Intimement liée à la relation humaine, qu’elle soit centrée sur la création et son approche sensible ou bien de manière plus structurelle, la toile d’interactions au sein même du champ culturel, mais aussi en dehors de ses limites naturelles, est immense et complexe. Les liens - forts ou faibles - qui unissent et influencent réciproquement les entités culturelles et leurs partenaires, induisent des modifications permanentes de la sphère créative, sources d'idées et de mouvement continu.
« La complexité peut naître d'interactions simples répétées des myriades de fois à partir d'éléments en constante interaction. Un changement minime peut être amplifié et conduire à des états de très haute organisation (exemple des nuages). Avec les ordinateurs, la compréhension et la simulation des processus d'auto-organisation deviennent possibles (exemple des structures fractales). »
Les mécanismes autour de la formation de la demande, d'inégalités de fréquentation et du travail de créateurs au cœur de la formation de la valeur, sont communs à l'ensemble des branches culturelles et nécessitent une approche spécifique de la filière.
L’étude sur les chaines de valeurs de l’Union Européenne, parle « d'entrelacement et de convergence dans les chaînes de valeur créatives » : la collaboration entre les acteurs culturels et non-culturels n’a rien de nouveau et les secteurs culturels et créatifs sont présumés avoir une "culture de convergence ou de confluence" naturelle. Néanmoins, « le degré d’intégration et d’entrelacement des chaînes de valeur créatives avec les autres secteurs n’a pas toujours été si présent. La complexité grandissante des enjeux sociétaux et (la vitesse des) avancées technologiques ont été des facteurs importants dans ce processus » .

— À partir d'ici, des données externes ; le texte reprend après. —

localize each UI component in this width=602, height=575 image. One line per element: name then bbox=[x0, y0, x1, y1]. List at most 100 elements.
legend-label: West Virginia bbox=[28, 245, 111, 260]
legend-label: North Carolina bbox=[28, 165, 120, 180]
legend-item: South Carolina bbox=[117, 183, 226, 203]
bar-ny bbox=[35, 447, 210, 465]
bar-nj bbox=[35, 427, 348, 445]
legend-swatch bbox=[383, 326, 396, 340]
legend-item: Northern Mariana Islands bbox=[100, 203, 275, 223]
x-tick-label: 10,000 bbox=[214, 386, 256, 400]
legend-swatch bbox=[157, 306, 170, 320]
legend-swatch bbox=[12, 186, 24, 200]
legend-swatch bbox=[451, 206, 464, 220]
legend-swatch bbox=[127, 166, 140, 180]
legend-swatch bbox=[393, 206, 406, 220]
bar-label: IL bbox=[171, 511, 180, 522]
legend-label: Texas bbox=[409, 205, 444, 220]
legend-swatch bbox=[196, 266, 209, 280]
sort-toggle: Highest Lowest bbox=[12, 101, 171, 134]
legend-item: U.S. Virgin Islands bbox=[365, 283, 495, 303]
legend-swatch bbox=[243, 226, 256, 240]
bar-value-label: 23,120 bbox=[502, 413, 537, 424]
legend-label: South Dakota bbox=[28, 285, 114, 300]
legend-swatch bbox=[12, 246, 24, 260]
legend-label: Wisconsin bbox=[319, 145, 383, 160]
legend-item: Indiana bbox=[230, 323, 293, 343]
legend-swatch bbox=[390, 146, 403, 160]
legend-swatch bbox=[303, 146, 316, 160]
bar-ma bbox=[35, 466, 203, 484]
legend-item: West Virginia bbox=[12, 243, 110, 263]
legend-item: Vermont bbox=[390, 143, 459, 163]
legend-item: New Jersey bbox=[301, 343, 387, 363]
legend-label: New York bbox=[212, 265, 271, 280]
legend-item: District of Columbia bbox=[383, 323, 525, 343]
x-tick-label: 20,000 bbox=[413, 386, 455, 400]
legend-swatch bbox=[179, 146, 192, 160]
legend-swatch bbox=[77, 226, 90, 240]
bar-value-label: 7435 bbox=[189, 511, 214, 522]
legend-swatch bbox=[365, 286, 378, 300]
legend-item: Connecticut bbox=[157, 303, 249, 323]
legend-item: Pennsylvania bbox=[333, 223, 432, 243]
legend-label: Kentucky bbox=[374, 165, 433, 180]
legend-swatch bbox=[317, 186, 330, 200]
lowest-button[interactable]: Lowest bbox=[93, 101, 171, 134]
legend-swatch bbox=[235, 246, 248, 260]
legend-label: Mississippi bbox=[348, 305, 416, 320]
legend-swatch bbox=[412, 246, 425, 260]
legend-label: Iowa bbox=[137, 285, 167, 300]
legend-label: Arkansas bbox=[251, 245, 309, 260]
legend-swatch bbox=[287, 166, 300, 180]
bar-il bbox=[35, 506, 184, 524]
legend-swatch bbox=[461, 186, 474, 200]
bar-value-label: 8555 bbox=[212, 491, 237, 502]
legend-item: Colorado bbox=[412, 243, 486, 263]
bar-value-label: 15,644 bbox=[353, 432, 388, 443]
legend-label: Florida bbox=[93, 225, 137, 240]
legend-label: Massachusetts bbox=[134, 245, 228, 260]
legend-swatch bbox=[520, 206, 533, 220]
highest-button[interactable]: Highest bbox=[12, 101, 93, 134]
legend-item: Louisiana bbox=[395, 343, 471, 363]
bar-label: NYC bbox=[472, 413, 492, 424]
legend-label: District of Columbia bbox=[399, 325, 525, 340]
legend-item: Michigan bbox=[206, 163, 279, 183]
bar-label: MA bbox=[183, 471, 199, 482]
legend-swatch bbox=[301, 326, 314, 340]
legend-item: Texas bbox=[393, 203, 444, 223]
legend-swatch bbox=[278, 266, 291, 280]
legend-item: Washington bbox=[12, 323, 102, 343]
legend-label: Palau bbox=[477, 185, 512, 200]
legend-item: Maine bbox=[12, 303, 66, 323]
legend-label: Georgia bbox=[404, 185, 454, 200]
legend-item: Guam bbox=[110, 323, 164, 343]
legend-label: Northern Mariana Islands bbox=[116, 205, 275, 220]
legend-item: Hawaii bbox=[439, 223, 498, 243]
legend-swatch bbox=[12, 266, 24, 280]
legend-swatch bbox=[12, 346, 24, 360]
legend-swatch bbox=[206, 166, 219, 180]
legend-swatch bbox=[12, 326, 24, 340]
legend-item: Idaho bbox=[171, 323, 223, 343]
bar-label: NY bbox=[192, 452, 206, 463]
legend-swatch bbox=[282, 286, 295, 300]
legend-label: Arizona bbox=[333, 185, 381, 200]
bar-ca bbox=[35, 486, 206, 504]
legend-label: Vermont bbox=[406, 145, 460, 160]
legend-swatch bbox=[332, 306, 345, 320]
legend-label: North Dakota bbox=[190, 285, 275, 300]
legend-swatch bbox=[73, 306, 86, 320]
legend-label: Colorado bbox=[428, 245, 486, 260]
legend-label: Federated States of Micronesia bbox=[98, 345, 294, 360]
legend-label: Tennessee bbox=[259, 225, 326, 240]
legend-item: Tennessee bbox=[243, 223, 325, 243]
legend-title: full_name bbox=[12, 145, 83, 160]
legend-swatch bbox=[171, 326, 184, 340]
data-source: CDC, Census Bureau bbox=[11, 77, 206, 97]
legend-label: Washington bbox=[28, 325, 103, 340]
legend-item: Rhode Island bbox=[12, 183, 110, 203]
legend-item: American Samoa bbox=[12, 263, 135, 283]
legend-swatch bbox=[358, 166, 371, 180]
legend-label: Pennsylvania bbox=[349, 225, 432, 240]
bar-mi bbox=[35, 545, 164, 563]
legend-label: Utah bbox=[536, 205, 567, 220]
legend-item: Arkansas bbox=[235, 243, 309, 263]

« Certains sous-secteurs des industries culturelles et créatives sont davantage sujets à une innovation entrelacée et intersectorielle (par exemple le secteur du jeu et de la télédiffusion), alors que d’autres dénotent un niveau relativement moins important d’ouverture à et d’intégration avec les secteurs non-culturels (par exemple l’artisanat ou les arts visuels) » .
L’impact profond du numérique sur l’ensemble de la filière ajoute un niveau de complexité, à la fois pour le politique et les organisations, dans l’évolution de leur pratique comme dans leurs représentations fondamentales, nécessitant de construire de nouvelles stratégies.
Cet ensemble « d'éléments humains et matériels en interdépendance les uns les autres et qui inter-agissent à l'intérieur de frontières ouvertes sur leur environnement » correspond en tout point à la définition du concept de "système" défendue par l'INCOSE (International Council on Systems Engineering).